Once upon a time, back when my ME/POTS was severe, I used an electric wheelchair on the rare occasions I could leave the house.
This was a truly difficult, no scrap that – I mean fucking awful – decision to make.
As a fitness nut and incredibly active person before getting sick, my identity couldn’t have been any further from ‘disabled’ if I tried. Yet, here I was, too unwell to leave the house most days, and too weak, nauseous, lightheaded and fatigued to walk more than a few metres.
But, how could I reconcile needing a wheelchair when physically, there’s nothing wrong with my legs? Wouldn’t that make me a massive fraud? Wouldn’t it be utterly disrespectful to ‘genuine’ wheelchair users? Ya know, like ‘proper’ disabled people who can’t use their legs?
It was SO hard to see myself as genuinely worthy of the relief a wheelchair would bring to my life. Because, to feel worthy … I’d have to be disabled. And going from ‘not disabled’ my whole life to suddenly ‘disabled’ just didn’t seem real. Not when I hadn’t had any kind of catastrophic accident resulting in loss of limbs or sensation in my legs.
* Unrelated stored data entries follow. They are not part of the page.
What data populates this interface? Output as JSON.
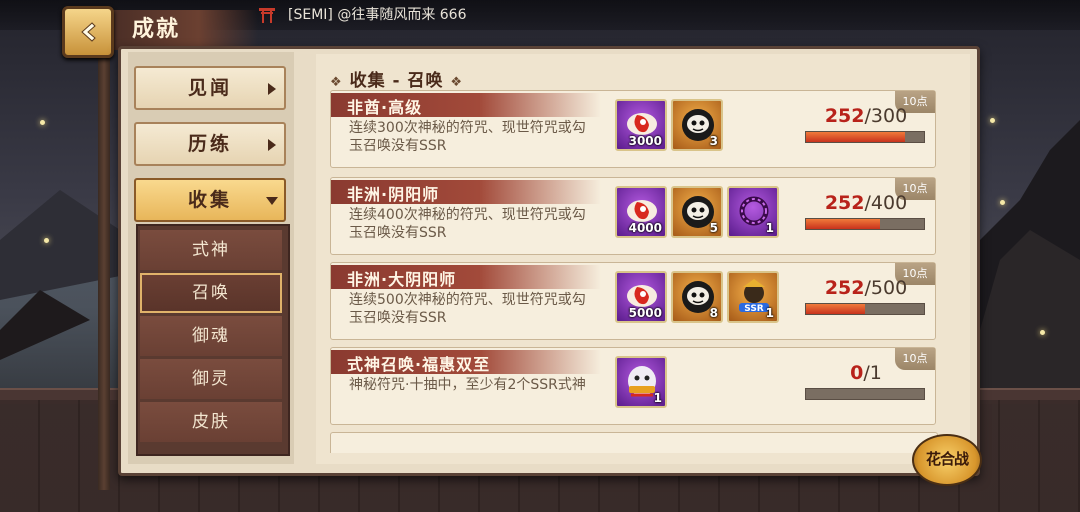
{
  "header": {
    "title": "成就",
    "chat_message": "[SEMI] @往事随风而来 666"
  },
  "sidebar": {
    "categories": [
      {
        "label": "见闻"
      },
      {
        "label": "历练"
      },
      {
        "label": "收集"
      }
    ],
    "subitems": [
      {
        "label": "式神"
      },
      {
        "label": "召唤"
      },
      {
        "label": "御魂"
      },
      {
        "label": "御灵"
      },
      {
        "label": "皮肤"
      }
    ]
  },
  "main": {
    "section_title": "收集 - 召唤",
    "achievements": [
      {
        "title": "非酋·高级",
        "description": "连续300次神秘的符咒、现世符咒或勾玉召唤没有SSR",
        "points": "10点",
        "current": "252",
        "total": "/300",
        "progress": 0.84,
        "rewards": [
          {
            "icon": "amulet-icon",
            "count": "3000"
          },
          {
            "icon": "daruma-icon",
            "count": "3"
          }
        ]
      },
      {
        "title": "非洲·阴阳师",
        "description": "连续400次神秘的符咒、现世符咒或勾玉召唤没有SSR",
        "points": "10点",
        "current": "252",
        "total": "/400",
        "progress": 0.63,
        "rewards": [
          {
            "icon": "amulet-icon",
            "count": "4000"
          },
          {
            "icon": "daruma-icon",
            "count": "5"
          },
          {
            "icon": "ring-icon",
            "count": "1"
          }
        ]
      },
      {
        "title": "非洲·大阴阳师",
        "description": "连续500次神秘的符咒、现世符咒或勾玉召唤没有SSR",
        "points": "10点",
        "current": "252",
        "total": "/500",
        "progress": 0.504,
        "rewards": [
          {
            "icon": "amulet-icon",
            "count": "5000"
          },
          {
            "icon": "daruma-icon",
            "count": "8"
          },
          {
            "icon": "ssr-avatar-icon",
            "count": "1"
          }
        ]
      },
      {
        "title": "式神召唤·福惠双至",
        "description": "神秘符咒·十抽中，至少有2个SSR式神",
        "points": "10点",
        "current": "0",
        "total": "/1",
        "progress": 0.0,
        "rewards": [
          {
            "icon": "material-daruma-icon",
            "count": "1"
          }
        ]
      }
    ]
  },
  "corner_button": {
    "label": "花合战"
  }
}
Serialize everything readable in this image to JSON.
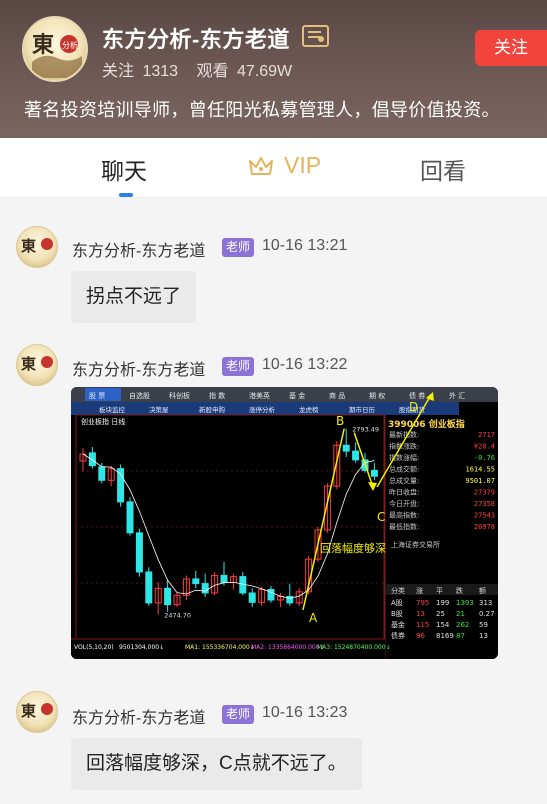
{
  "channel": {
    "name": "东方分析-东方老道",
    "follow_label": "关注",
    "followers": "1313",
    "views_label": "观看",
    "views": "47.69W",
    "follow_button": "关注",
    "description": "著名投资培训导师，曾任阳光私募管理人，倡导价值投资。"
  },
  "tabs": [
    {
      "label": "聊天",
      "active": true
    },
    {
      "label": "VIP",
      "active": false
    },
    {
      "label": "回看",
      "active": false
    }
  ],
  "messages": [
    {
      "sender": "东方分析-东方老道",
      "badge": "老师",
      "time": "10-16 13:21",
      "text": "拐点不远了"
    },
    {
      "sender": "东方分析-东方老道",
      "badge": "老师",
      "time": "10-16 13:22",
      "image": {
        "menu": [
          "股 票",
          "自选股",
          "科创板",
          "指 数",
          "港美英",
          "基 金",
          "商 品",
          "期 权",
          "债 券",
          "外 汇"
        ],
        "submenu": [
          "板块监控",
          "决策屋",
          "新股申购",
          "涨停分析",
          "龙虎榜",
          "期市日历",
          "股指期货"
        ],
        "index_title": "399006 创业板指",
        "chart_label": "创业板指 日线",
        "high_label": "2793.49",
        "low_label": "2474.70",
        "annotation": "回落幅度够深",
        "points": [
          "A",
          "B",
          "C",
          "D"
        ],
        "quote_rows": [
          {
            "label": "最新指数:",
            "value": "2717"
          },
          {
            "label": "指数涨跌:",
            "value": "¥20.4"
          },
          {
            "label": "指数涨幅:",
            "value": "-0.76"
          },
          {
            "label": "总成交额:",
            "value": "1614.55"
          },
          {
            "label": "总成交量:",
            "value": "9501.07"
          },
          {
            "label": "昨日收盘:",
            "value": "27379"
          },
          {
            "label": "今日开盘:",
            "value": "27358"
          },
          {
            "label": "最高指数:",
            "value": "27543"
          },
          {
            "label": "最低指数:",
            "value": "26978"
          }
        ],
        "market_header": "上海证券交易所",
        "market_rows": [
          [
            "A股",
            "795",
            "199",
            "1393",
            "313"
          ],
          [
            "B股",
            "13",
            "25",
            "21",
            "0.27"
          ],
          [
            "基金",
            "115",
            "154",
            "262",
            "59"
          ],
          [
            "债券",
            "96",
            "8169",
            "87",
            "13"
          ]
        ],
        "market_cols": [
          "分类",
          "涨",
          "平",
          "跌",
          "额"
        ],
        "bottom_vol": "VOL(5,10,20)",
        "bottom_vals": [
          "9501304.000↓",
          "MA1: 155336704.000↓",
          "MA2: 1335864000.000↓",
          "MA3: 1524870400.000↓"
        ]
      }
    },
    {
      "sender": "东方分析-东方老道",
      "badge": "老师",
      "time": "10-16 13:23",
      "text": "回落幅度够深，C点就不远了。"
    }
  ],
  "colors": {
    "follow_button": "#f2433d",
    "tab_indicator": "#2f7ee6",
    "vip": "#e6b35a",
    "badge": "#8b73d6",
    "chart_up": "#ff3b3b",
    "chart_down": "#2ee6e6",
    "annotation": "#f3f000"
  },
  "chart_data": {
    "type": "candlestick",
    "title": "创业板指 日线",
    "annotation_points": [
      "A",
      "B",
      "C",
      "D"
    ],
    "labels": [
      "2793.49",
      "2474.70"
    ],
    "candles": [
      {
        "o": 2738,
        "h": 2760,
        "l": 2720,
        "c": 2750
      },
      {
        "o": 2752,
        "h": 2762,
        "l": 2725,
        "c": 2730
      },
      {
        "o": 2728,
        "h": 2735,
        "l": 2700,
        "c": 2705
      },
      {
        "o": 2705,
        "h": 2730,
        "l": 2695,
        "c": 2725
      },
      {
        "o": 2725,
        "h": 2732,
        "l": 2660,
        "c": 2668
      },
      {
        "o": 2668,
        "h": 2676,
        "l": 2610,
        "c": 2615
      },
      {
        "o": 2615,
        "h": 2622,
        "l": 2540,
        "c": 2548
      },
      {
        "o": 2548,
        "h": 2556,
        "l": 2490,
        "c": 2495
      },
      {
        "o": 2495,
        "h": 2530,
        "l": 2474.7,
        "c": 2520
      },
      {
        "o": 2520,
        "h": 2535,
        "l": 2480,
        "c": 2492
      },
      {
        "o": 2492,
        "h": 2512,
        "l": 2488,
        "c": 2508
      },
      {
        "o": 2508,
        "h": 2542,
        "l": 2500,
        "c": 2536
      },
      {
        "o": 2536,
        "h": 2550,
        "l": 2520,
        "c": 2528
      },
      {
        "o": 2528,
        "h": 2545,
        "l": 2505,
        "c": 2512
      },
      {
        "o": 2512,
        "h": 2548,
        "l": 2508,
        "c": 2542
      },
      {
        "o": 2542,
        "h": 2565,
        "l": 2525,
        "c": 2530
      },
      {
        "o": 2530,
        "h": 2545,
        "l": 2518,
        "c": 2540
      },
      {
        "o": 2540,
        "h": 2548,
        "l": 2508,
        "c": 2512
      },
      {
        "o": 2512,
        "h": 2520,
        "l": 2488,
        "c": 2496
      },
      {
        "o": 2496,
        "h": 2522,
        "l": 2490,
        "c": 2518
      },
      {
        "o": 2518,
        "h": 2524,
        "l": 2495,
        "c": 2500
      },
      {
        "o": 2500,
        "h": 2512,
        "l": 2488,
        "c": 2506
      },
      {
        "o": 2506,
        "h": 2528,
        "l": 2490,
        "c": 2495
      },
      {
        "o": 2495,
        "h": 2520,
        "l": 2490,
        "c": 2514
      },
      {
        "o": 2514,
        "h": 2575,
        "l": 2510,
        "c": 2570
      },
      {
        "o": 2570,
        "h": 2625,
        "l": 2565,
        "c": 2620
      },
      {
        "o": 2620,
        "h": 2700,
        "l": 2615,
        "c": 2695
      },
      {
        "o": 2695,
        "h": 2772,
        "l": 2690,
        "c": 2765
      },
      {
        "o": 2765,
        "h": 2793.49,
        "l": 2745,
        "c": 2755
      },
      {
        "o": 2755,
        "h": 2770,
        "l": 2735,
        "c": 2740
      },
      {
        "o": 2740,
        "h": 2752,
        "l": 2718,
        "c": 2722
      },
      {
        "o": 2722,
        "h": 2735,
        "l": 2705,
        "c": 2712
      }
    ],
    "ylim": [
      2440,
      2810
    ]
  }
}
Until getting sick, I didn’t really know ambulatory wheelchair users exist. I naively thought wheelchairs were reserved for the elderly and people who couldn’t walk at all. (I know … someone slap me, please!) My ME/POTS soon changed this.
Becoming disabled through chronic illness forces a person to confront a LOT of mixed feelings and home truths about their physical capabilities. Pulling on my ‘Big Girl’ pants and test driving my wheelchair for the first time was emotional, to say the least. I felt so small and vulnerable, yet also weirdly liberated.
For me, choosing to make my life just a tiny bit easier by using a wheelchair was the point when I really started to yo-yo between acceptance and resignation. It was the catalyst for a really fucked up mindset of a) joy over the mobility I’d gained, b) soul destroying heartbreak and anguish over the life I’d lost, and c) a terrifying uncertainty over what the future held.
Honestly, this post only tickles the surface of what a person goes through when deciding whether to become an ambulatory wheelchair user or not.
Buying my wheelchair was the right decision for me in the end. However, if you or someone you know is considering – or refusing – a wheelchair … approach with kindness. It takes a special kind of brave to navigate this decision.
(Thankfully, due to significant improvements in my health, I no longer need my wheelchair. However, I keep it in storage ‘just in case,’ due to the cruel and unpredictable nature of M.E.)